How the “new iPad” will change the way we read forever

 

The “new iPad” finally brings the retina display technology the worlds leading business tablet computer.  This will have a powerful effect on the way work is done, by revolutionising print.

The Retina Display

The “retina display” packs more pixels into a smaller area than anything before it.  The following image from the apple website shows how the resolution compares to a HDTV:

image

Keep in mind a HDTV is designed to be rather large (eg 42 inches), yet this is put in a relatively small tablet display.  (10 inches).  Some claim such high resolution is unnecessary.  What is this actually for?

Some media claim that the retina display is about photos, video and games.  Another view could be that the retina display is equally about type.:

Apple’s head of worldwide marketing, Philip Schiller, also pointed to the display’s clearer, sharper text — none of the blocky pixels that would show up when users wanted to take a closer look. (Washington Post)

image

The iPhone’s LCD screen includes Apple’s “in-plane switching” technology.
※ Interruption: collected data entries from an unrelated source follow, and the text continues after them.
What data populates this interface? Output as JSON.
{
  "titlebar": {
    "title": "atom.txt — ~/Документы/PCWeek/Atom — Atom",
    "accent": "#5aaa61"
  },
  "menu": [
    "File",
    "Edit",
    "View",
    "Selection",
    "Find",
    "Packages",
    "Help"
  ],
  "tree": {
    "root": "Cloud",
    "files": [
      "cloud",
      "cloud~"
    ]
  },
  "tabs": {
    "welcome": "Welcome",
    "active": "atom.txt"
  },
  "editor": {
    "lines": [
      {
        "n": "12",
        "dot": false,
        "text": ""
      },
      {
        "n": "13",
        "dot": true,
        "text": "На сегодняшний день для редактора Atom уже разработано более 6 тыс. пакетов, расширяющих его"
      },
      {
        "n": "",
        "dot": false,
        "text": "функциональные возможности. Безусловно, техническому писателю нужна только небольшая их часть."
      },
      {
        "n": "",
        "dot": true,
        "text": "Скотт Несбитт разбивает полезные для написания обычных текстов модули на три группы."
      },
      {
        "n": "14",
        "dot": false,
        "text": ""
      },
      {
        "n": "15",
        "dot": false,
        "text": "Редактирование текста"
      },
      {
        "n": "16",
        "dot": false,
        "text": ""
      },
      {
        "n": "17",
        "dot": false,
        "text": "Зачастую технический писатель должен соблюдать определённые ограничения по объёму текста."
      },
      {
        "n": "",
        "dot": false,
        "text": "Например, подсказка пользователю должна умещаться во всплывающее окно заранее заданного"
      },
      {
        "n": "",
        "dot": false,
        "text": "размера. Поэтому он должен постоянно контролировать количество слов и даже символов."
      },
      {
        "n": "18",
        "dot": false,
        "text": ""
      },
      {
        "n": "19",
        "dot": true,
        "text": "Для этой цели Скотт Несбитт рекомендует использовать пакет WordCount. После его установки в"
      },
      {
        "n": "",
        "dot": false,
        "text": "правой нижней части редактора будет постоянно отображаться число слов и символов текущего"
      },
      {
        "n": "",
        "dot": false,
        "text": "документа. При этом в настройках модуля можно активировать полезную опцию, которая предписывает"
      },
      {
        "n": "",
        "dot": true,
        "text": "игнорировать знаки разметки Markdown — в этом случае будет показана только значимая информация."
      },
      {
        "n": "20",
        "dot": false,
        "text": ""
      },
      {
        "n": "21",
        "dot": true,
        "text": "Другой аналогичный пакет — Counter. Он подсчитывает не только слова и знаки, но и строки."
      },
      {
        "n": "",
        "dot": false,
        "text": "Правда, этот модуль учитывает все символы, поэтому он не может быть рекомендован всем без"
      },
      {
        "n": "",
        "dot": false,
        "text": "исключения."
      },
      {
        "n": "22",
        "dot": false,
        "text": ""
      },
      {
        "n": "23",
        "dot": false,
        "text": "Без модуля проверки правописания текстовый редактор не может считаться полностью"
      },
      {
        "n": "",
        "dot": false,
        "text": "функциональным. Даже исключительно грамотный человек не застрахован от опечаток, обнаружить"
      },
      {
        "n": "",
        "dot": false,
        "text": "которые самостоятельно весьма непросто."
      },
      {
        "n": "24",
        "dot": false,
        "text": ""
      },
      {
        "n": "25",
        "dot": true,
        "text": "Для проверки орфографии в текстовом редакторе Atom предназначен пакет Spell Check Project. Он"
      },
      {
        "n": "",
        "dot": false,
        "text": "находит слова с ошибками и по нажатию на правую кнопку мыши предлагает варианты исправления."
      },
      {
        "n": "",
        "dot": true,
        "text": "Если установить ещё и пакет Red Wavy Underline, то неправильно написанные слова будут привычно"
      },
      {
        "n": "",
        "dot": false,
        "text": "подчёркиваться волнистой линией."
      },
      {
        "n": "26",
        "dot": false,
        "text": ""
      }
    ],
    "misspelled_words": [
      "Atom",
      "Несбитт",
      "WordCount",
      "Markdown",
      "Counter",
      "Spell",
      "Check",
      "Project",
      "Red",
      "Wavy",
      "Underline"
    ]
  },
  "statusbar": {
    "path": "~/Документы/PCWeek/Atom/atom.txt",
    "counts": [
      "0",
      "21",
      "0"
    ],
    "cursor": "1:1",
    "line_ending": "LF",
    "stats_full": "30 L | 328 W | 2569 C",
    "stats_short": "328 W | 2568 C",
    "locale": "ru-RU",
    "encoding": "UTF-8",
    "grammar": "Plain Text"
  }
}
This is the same technology used in the iPad and the Apple LED cinema display. It provides a wider viewing angle so that you can see the screen even if it is tilted away from you.  As any book reader will tell you, we rarely stay looking at the screen at a single angle.

The new iPad delivers an unprecedented level of high-quality type.  Take a look at the comparison from the Apple website:

image

The Revolution of Type

With the move to the retina display you are now able to view high quality type combined with fast graphics.  Combine this with the existing iBook announcements and you can see that this device change the world of text forever.

“Throughout the campus,” he remembered Steve Jobs at an address to students at Stanford in 2005, ‘”every poster, every label on every drawer, was beautifully hand calligraphied.” So, having dropped out and finding himself a free agent, he decided to take a class in this art. “I learned about serif and sans serif typefaces, about varying the amount of space between different letter combinations, about what makes great typography great. It was beautiful, historical, artistically subtle in a way that science can’t capture, and I found it fascinating.”. 

He went on to talk about his love of type and how he was able to express this in the Lisa and Macintosh computers of the era.  The “new iPad” continues his legacy by moving the consumption of excellent type to a new level.

The iPad adds to amazing type, moving beyond other eReaders by also offering high speed graphics, sound and video. 

Booktrack

Already some amazing “books” have been created combining multimedia and conventional type.   Imagine if the print quality was equal to a paper book. 

 

The iPad brings about new ways of experiencing books.   “Booktrack” for example is a way of authoring eBooks to allow readers to experience sound whilst reading type.  It is able to determine your reading pace using queues such as page-turns to ensure that the sound stays up to date.

Booktrack is a new technology which lets you experience books in a whole new way. By adding sound effects, musical score  and ambient audio, readers are immersed in the sounds of the story, adding a whole new layer to the reading experience. 

For organisations concerned with the quality of books on a tablet computer, the “new iPad” now offers a real alternative paper books and reports.   Everywhere that print is experienced today we will see even more of these devices.  I believe that the “new iPad” represents nothing less than a revolution in print.